Sadece bu da değil, telefonda bana şikayette bulundu ve sorununu çözmek için hiçbir şey yapmadığımı söyledi. Çözümleri kendisi aramak zorunda kaldığını ve özellikle hayal kırıklığına uğradığını söyledi.

Bunu duyduğumda çok sinirlendim. Haksızlığa uğradığımı hissettim. Onun sorununa çok zaman ve emek harcamıştım. Ann'i o kadar kızdırmıştım ki, o da benim üstüme şikayette bulunmuştu, ama Beth benim çabalarımı takdir etmemişti. Durumu üstüme anlattığımda, o da işleri iyi yönetemediğim için beni eleştirdi.

Eve giderken, bu konuyu düşündükçe öfkem daha da arttı. Ağladım. Shfiu'nun öğretilerinden bunun bir sınav olduğunu bilmeme rağmen, yine de derin bir umutsuzluk hissettim. Şu sözleri tekrarladım:

"İmkânsızmış gibi göründüğünde ve imkânsız olduğu söylendiğinde bir deneyin ve gerçekten imkânsız olup olmadığını görün."  (Zhuan Falun, Dokuzuncu Ders)

Kendimi bu konuyu düşünmeyi bırakmaya zorladım ve Shifu'nun şu şiirini tekrarladım:

"O haklı,
ben haksızım" yaklaşımını hatırlayabilirsen
Geriye tartışacak ne kalır? (Hong Yin lll, Kim Haklı Kim Haksız)

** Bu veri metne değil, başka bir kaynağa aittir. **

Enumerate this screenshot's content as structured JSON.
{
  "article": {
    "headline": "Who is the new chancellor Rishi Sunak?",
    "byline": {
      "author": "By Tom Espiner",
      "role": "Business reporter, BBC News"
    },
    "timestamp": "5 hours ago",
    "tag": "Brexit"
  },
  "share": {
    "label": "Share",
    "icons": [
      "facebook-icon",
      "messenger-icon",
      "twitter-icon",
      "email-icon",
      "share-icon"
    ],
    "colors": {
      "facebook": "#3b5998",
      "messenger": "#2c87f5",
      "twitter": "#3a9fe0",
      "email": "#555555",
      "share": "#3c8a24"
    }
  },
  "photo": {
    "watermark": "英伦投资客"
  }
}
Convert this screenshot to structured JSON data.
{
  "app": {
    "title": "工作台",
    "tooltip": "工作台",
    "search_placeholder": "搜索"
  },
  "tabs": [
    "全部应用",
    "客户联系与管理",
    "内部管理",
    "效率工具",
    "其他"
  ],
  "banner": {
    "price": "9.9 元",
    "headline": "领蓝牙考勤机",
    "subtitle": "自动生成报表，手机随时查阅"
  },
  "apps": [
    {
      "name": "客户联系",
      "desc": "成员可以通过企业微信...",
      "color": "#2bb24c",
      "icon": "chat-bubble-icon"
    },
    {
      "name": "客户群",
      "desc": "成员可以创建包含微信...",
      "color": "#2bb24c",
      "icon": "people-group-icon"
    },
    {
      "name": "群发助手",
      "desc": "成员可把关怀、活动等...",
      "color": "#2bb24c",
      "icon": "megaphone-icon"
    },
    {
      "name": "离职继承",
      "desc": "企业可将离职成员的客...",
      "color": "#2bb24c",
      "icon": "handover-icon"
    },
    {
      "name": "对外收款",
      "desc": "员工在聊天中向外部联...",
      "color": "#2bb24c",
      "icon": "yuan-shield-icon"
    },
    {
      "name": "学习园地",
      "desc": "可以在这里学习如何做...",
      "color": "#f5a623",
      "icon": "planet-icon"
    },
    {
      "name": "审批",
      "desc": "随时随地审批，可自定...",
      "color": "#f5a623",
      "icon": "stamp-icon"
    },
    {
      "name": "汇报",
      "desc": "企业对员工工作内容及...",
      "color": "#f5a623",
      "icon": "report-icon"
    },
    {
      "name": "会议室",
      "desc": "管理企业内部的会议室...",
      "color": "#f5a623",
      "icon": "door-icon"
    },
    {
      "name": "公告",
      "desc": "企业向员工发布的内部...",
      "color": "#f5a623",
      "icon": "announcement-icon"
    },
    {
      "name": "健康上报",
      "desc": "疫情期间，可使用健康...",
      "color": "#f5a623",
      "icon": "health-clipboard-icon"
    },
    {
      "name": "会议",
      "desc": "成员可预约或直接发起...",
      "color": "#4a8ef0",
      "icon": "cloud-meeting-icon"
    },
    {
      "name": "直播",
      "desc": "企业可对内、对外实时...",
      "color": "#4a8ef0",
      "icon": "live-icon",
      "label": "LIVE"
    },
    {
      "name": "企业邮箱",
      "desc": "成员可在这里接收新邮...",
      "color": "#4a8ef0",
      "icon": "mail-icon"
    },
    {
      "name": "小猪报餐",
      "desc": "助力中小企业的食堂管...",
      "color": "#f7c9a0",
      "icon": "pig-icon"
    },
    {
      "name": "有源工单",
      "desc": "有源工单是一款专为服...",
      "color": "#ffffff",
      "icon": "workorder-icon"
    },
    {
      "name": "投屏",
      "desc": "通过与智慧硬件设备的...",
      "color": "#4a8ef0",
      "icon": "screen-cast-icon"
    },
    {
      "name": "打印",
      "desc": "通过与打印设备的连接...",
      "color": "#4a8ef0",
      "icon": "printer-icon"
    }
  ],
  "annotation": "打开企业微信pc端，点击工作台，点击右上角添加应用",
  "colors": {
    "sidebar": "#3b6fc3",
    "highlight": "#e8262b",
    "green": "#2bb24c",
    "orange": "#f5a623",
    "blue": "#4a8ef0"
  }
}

Haksızlığa uğramak duygusu sürekli yeniden ortaya çıkıyordu ve şiiri durmadan tekrarlıyordum. Ertesi gün, bu ayki başvuru için son tarihti. Aksi takdirde, Beth başvurusunu bir sonraki aya kadar beklemek zorunda kalacaktı. Ann bizim tarafımızdaki formaliteleri zaten halletmişti; sadece Beth'in belgeleri eksikti. Kendimi sakin kalmaya zorladım ve amirimle Beth'e tazminat ödeme teklifini görüştüm. Anlaşmaya vardıktan sonra, patronum dinlerken Beth'i aradım.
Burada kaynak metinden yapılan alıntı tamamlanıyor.